Tumalo students get free laptops

Intel donates computers to 30 sixth-graders at two schools

By Rachael Scarborough King / The Bulletin
Published: November 02. 2006 5:00AM PST

TUMALO – Heavy book bags full of papers and pencils may soon be a thing of the past for sixth-graders at Powell Butte School and Tumalo Community School. Each of the students is receiving a personal laptop as part of a grant from Intel Corp.

The High Desert Education Service District is one of three districts in the state that will receive the grant, and the only one that will implement the program at two schools instead of focusing on just one school. Intel has donated $350,000, or about 200 Gateway laptops, total to the three ESDs, Intel Communications Manager Bill MacKenzie said.

The 30 sixth-graders at Tumalo found out about the grant at a news conference at the school Wednesday afternoon. They reacted with surprise, excitement and some disbelief: One student asked the principal, “Is this some kind of trick?”

The computers will be swivel-screen Gateway laptops equipped with the latest Intel microprocessors, MacKenzie said. The students will keep their computers through seventh and eighth grade and into high school, and the sixth-grade teachers at each school will also receive their own laptops.

Sixth-graders at Powell Butte should have their laptops within about three weeks, said Steve Swisher, superintendent of the Crook County School District. The Powell Butte students were also informed Wednesday about the grant, Swisher said.

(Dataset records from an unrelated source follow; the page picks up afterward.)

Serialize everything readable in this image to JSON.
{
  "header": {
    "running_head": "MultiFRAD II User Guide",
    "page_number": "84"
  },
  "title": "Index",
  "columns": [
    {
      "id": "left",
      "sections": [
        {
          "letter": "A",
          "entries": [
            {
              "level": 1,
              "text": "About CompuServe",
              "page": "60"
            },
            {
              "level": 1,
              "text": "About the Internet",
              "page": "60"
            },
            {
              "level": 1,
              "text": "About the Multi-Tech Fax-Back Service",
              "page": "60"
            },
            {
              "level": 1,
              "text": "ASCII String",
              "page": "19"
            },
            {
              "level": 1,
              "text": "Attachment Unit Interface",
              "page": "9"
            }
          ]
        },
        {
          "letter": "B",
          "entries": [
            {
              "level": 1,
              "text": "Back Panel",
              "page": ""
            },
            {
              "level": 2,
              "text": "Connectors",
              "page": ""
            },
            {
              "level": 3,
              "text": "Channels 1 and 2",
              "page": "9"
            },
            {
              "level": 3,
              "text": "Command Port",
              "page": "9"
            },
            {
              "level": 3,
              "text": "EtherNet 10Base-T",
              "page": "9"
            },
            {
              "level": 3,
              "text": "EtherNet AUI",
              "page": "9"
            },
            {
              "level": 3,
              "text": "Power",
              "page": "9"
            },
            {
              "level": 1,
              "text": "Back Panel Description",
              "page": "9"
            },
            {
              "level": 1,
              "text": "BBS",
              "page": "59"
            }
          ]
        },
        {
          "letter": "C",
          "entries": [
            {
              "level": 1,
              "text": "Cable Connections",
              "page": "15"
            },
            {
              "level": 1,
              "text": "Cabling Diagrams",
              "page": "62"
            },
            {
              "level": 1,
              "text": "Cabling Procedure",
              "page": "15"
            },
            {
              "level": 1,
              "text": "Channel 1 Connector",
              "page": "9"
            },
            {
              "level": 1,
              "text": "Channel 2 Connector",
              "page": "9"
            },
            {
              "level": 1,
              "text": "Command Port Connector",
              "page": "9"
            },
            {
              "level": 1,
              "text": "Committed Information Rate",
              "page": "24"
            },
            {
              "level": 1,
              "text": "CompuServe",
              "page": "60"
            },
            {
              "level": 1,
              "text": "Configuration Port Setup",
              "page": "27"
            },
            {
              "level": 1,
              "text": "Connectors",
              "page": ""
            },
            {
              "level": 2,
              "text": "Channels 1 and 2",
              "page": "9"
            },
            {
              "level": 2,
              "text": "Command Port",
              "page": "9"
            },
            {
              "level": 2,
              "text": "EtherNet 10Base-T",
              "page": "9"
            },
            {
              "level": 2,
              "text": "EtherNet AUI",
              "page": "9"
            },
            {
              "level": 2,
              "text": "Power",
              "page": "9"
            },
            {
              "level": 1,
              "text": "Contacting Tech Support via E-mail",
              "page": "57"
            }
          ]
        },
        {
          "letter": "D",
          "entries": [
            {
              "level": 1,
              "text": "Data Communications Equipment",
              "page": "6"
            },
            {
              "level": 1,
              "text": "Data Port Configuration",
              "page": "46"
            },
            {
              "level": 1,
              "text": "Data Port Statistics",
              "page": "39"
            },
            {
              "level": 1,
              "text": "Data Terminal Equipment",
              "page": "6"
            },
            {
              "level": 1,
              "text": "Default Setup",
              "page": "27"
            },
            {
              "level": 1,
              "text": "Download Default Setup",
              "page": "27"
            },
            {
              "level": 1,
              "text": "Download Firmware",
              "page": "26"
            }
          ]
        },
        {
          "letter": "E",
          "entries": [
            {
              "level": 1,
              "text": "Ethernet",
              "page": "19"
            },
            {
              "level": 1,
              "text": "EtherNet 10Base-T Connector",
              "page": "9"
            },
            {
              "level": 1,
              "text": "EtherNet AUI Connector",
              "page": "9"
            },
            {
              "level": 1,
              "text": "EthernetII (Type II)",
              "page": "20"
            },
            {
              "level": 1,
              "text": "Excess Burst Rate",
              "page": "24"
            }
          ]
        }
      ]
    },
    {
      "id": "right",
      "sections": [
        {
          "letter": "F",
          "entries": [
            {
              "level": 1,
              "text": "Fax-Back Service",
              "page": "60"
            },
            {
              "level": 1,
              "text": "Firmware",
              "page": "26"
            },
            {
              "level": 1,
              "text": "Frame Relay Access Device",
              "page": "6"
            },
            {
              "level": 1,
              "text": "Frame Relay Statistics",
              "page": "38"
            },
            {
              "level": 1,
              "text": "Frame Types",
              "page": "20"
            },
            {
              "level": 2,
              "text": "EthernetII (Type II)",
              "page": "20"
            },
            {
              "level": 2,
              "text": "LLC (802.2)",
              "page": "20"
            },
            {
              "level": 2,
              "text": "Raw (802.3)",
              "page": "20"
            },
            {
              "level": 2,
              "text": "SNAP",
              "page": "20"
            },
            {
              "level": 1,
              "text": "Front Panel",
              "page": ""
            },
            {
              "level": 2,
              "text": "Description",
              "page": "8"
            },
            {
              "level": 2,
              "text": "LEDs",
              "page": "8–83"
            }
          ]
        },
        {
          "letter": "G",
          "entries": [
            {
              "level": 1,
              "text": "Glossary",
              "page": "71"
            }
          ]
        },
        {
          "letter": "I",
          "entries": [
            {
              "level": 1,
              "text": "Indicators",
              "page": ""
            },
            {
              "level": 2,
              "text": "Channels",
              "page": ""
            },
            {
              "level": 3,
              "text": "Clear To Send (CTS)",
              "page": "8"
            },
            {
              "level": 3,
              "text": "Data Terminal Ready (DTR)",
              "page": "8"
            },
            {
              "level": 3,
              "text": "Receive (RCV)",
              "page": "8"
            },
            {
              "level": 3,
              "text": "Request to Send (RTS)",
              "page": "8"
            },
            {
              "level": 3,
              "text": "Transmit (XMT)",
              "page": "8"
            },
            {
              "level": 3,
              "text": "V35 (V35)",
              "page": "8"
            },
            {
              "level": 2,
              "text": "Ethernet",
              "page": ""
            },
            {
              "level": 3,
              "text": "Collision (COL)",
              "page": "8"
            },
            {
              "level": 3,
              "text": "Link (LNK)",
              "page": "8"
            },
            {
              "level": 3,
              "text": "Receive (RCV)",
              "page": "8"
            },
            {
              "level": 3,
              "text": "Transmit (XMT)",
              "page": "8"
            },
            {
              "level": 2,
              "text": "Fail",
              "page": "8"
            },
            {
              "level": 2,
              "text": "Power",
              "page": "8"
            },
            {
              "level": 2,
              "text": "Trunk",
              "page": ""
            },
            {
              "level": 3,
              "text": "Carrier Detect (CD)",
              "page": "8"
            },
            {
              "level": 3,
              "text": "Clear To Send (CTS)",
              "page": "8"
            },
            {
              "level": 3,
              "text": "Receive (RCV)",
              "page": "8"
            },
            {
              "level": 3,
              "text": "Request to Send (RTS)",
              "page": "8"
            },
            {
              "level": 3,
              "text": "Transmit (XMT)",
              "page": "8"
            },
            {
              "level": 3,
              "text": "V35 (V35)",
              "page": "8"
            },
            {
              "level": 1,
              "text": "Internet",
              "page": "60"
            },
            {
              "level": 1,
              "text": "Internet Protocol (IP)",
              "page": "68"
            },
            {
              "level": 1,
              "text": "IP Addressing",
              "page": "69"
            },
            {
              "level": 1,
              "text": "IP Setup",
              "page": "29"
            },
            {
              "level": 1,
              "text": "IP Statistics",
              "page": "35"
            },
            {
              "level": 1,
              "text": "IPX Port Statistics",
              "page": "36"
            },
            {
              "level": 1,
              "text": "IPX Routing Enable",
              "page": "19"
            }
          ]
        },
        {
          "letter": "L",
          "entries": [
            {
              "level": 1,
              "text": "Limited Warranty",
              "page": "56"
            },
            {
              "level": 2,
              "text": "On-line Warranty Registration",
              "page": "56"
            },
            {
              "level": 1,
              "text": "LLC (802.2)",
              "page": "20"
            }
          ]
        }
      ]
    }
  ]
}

“It becomes one more important, critical tool, and kids today have access to video games and a variety of things, so they’re not really technophobic like some of the folks that are of the baby boomer generation,” he said. “I think the kids will probably adapt to it more quickly than the adults around them.”

Swisher estimated that about half of the students at Powell Butte have some computer access at home.

“We just see this as sort of a very beginning (point) – education probably in the future will look more like this than traditionally what we’ve been used to,” he said.

The students at Tumalo should receive their laptops in January, Principal Skip Offenhauser said. Both Powell Butte and Tumalo will be set up for wireless Internet access throughout the schools.

Offenhauser said he thinks Tumalo is a good fit because it is a relatively small school and has a stable student population, meaning that the students receiving the computers now will most likely continue through to eighth grade at Tumalo.

“We have kind of a reputation of trying new things, my teachers are very open to trying new techniques,” Offenhauser said. “I think we are just the perfect fit.”

MacKenzie said that Intel selected the three ESDs to participate in the program through an application process and the districts then chose the particular schools. Ben Hansen, information technology director for the High Desert ESD, said Powell Butte and Tumalo were chosen mostly because of their small size so that the grant could be implemented at two different schools.

In addition to the $350,000 donated by Intel, the Oregon Department of Education will contribute $100,000 toward the program, Hansen said.

Intel is a Fortune 500 company that primarily makes microprocessors for computers. It is Oregon’s largest private employer, with about 17,000 workers at its Hillsboro site, according to a news release about the grant.

Teagan Perkins, 11, a sixth-grader at Tumalo, called the grant “really cool.” She said her family has a computer at home that she sometimes uses for homework, but added that she thinks she’ll do more research online when she has her own laptop.

Megan Shaw, 12, said she could hardly believe the news.

“At first I thought it was a joke,” Shaw said. “It just seemed like something that would never happen.”